- The Washington Times - Tuesday, April 30, 2013

The ding dongs at Big Labor who refused to make concessions when Hostess Brands, the makers of Twinkies, Drake’s Cakes and Wonder Bread, faced imminent bankruptcy, now find themselves frozen out of the newly constituted company.

Last year, Hostess was struggling for survival, menaced by high labor costs, a more health-conscious consumer and a recession when the bosses of the Bakery, Confectionery, Tobacco Workers and Grain Millers International Union cooked up a strike against the 82-year-old company. The union was warned that a strike would lead to the destruction of Hostess, so they turned up the heat. The 18,500 employees got burned.

After the union refused an invitation to the table, the company asked a bankruptcy judge to liquidate the firm’s assets. Approval was granted, snack-food production began winding down, and Twinkies disappeared from store shelves. The unions, with company help to be sure, wrote the recipe for this disaster by saddling Hostess with pension plans that obliged the company to pay the obligations of other companies that had gone out of business. The Hostess business plan grew stale as management had to deal with more than 370 collective-bargaining agreements and 80 health and pension benefit plans. Union rules covered how bread and cakes were delivered, loaded and unloaded, eliminating the flexibility a business needs to remain competitive.

From January 2012, when the company first filed for bankruptcy, to November, when the company shut its doors, Hostess lost $1.1 billion.

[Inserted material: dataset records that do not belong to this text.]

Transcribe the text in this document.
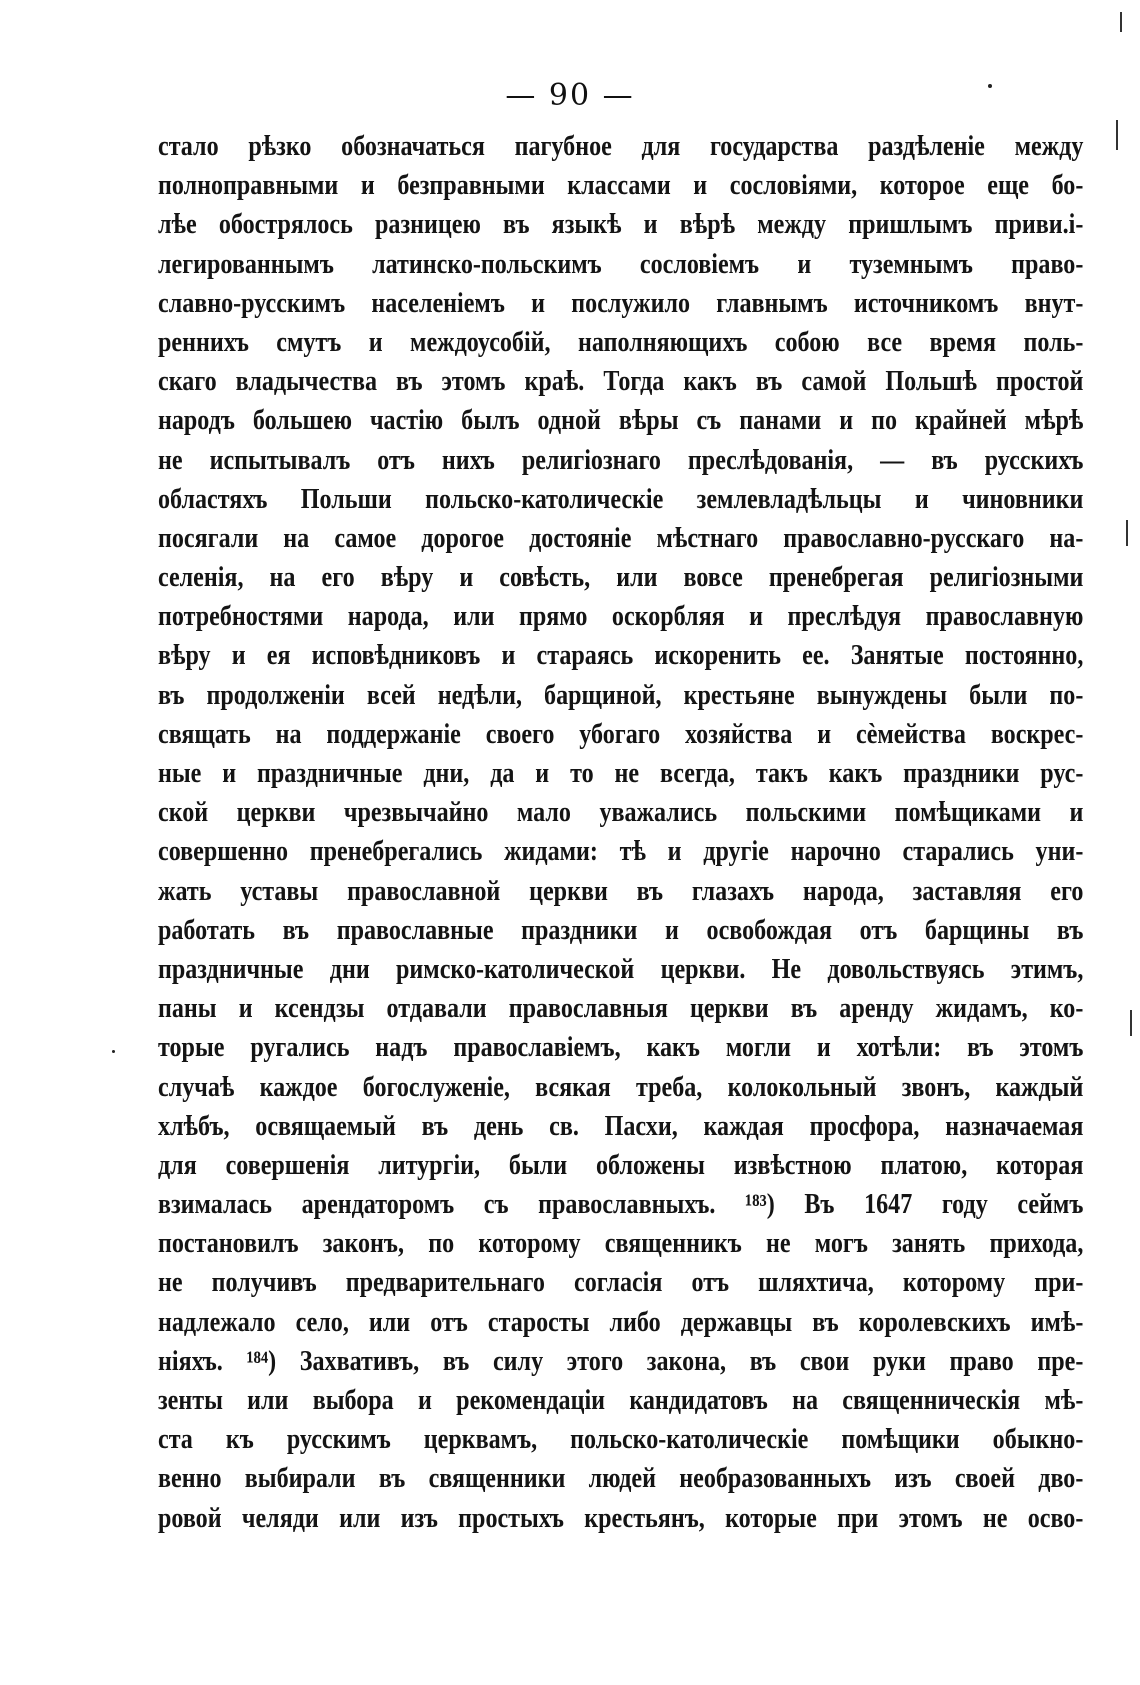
— 90 —
стало рѣзко обозначаться пагубное для государства раздѣленіе между
полноправными и безправными классами и сословіями, которое еще бо-
лѣе обострялось разницею въ языкѣ и вѣрѣ между пришлымъ приви.і-
легированнымъ латинско-польскимъ сословіемъ и туземнымъ право-
славно-русскимъ населеніемъ и послужило главнымъ источникомъ внут-
реннихъ смутъ и междоусобій, наполняющихъ собою все время поль-
скаго владычества въ этомъ краѣ. Тогда какъ въ самой Польшѣ простой
народъ большею частію былъ одной вѣры съ панами и по крайней мѣрѣ
не испытывалъ отъ нихъ религіознаго преслѣдованія, — въ русскихъ
областяхъ Польши польско-католическіе землевладѣльцы и чиновники
посягали на самое дорогое достояніе мѣстнаго православно-русскаго на-
селенія, на его вѣру и совѣсть, или вовсе пренебрегая религіозными
потребностями народа, или прямо оскорбляя и преслѣдуя православную
вѣру и ея исповѣдниковъ и стараясь искоренить ее. Занятые постоянно,
въ продолженіи всей недѣли, барщиной, крестьяне вынуждены были по-
свящать на поддержаніе своего убогаго хозяйства и сѐмейства воскрес-
ные и праздничные дни, да и то не всегда, такъ какъ праздники рус-
ской церкви чрезвычайно мало уважались польскими помѣщиками и
совершенно пренебрегались жидами: тѣ и другіе нарочно старались уни-
жать уставы православной церкви въ глазахъ народа, заставляя его
работать въ православные праздники и освобождая отъ барщины въ
праздничные дни римско-католической церкви. Не довольствуясь этимъ,
паны и ксендзы отдавали православныя церкви въ аренду жидамъ, ко-
торые ругались надъ православіемъ, какъ могли и хотѣли: въ этомъ
случаѣ каждое богослуженіе, всякая треба, колокольный звонъ, каждый
хлѣбъ, освящаемый въ день св. Пасхи, каждая просфора, назначаемая
для совершенія литургіи, были обложены извѣстною платою, которая
взималась арендаторомъ съ православныхъ. ¹⁸³) Въ 1647 году сеймъ
постановилъ законъ, по которому священникъ не могъ занять прихода,
не получивъ предварительнаго согласія отъ шляхтича, которому при-
надлежало село, или отъ старосты либо державцы въ королевскихъ имѣ-
ніяхъ. ¹⁸⁴) Захвативъ, въ силу этого закона, въ свои руки право пре-
зенты или выбора и рекомендаціи кандидатовъ на священническія мѣ-
ста къ русскимъ церквамъ, польско-католическіе помѣщики обыкно-
венно выбирали въ священники людей необразованныхъ изъ своей дво-
ровой челяди или изъ простыхъ крестьянъ, которые при этомъ не осво-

Thirty-three bakeries, 565 distribution centers and 570 outlet stores were shuttered.

Hostess was not the first to fall before the bakers’ union. Cookie and bread maker Stella D’Oro moved its headquarters from New York City to a non-union bakery in Ohio when the union refused to drop demands that made the company less competitive, including insisting on a rule that employees get a paid holiday on their birthday. Thousands of employees celebrated their birthday on the unemployment lines.

The icing on the cake is that Hostess is back, and the intransigent union bosses are not. A private investment group rescued Hostess from bankruptcy and is moving its operations mostly to right-to-work states where employees cannot be compelled to join a union. Hostess will reopen four bakeries over the next two months, aiming to get its creamy confections in stores by midsummer. New bakeries will be opened in Columbus, Ga.; Emporia, Kan.; and Indianapolis. The company announced Monday it would also reopen a plant in Schiller Park, Ill., where the union would have a foothold.

The new investors intend to invest $60 million in the plants and hire 1,500 employees. The union might have a hard time persuading the new hires that it makes sense to share their paycheck with the organization that put Hostess out of business. Unions will bleed members and jobs to right-to-work states until they get the message. Featherbeds are so 20th century. That’s bad news for union bosses, but that’s the way the chocolate-covered cookie crumbles.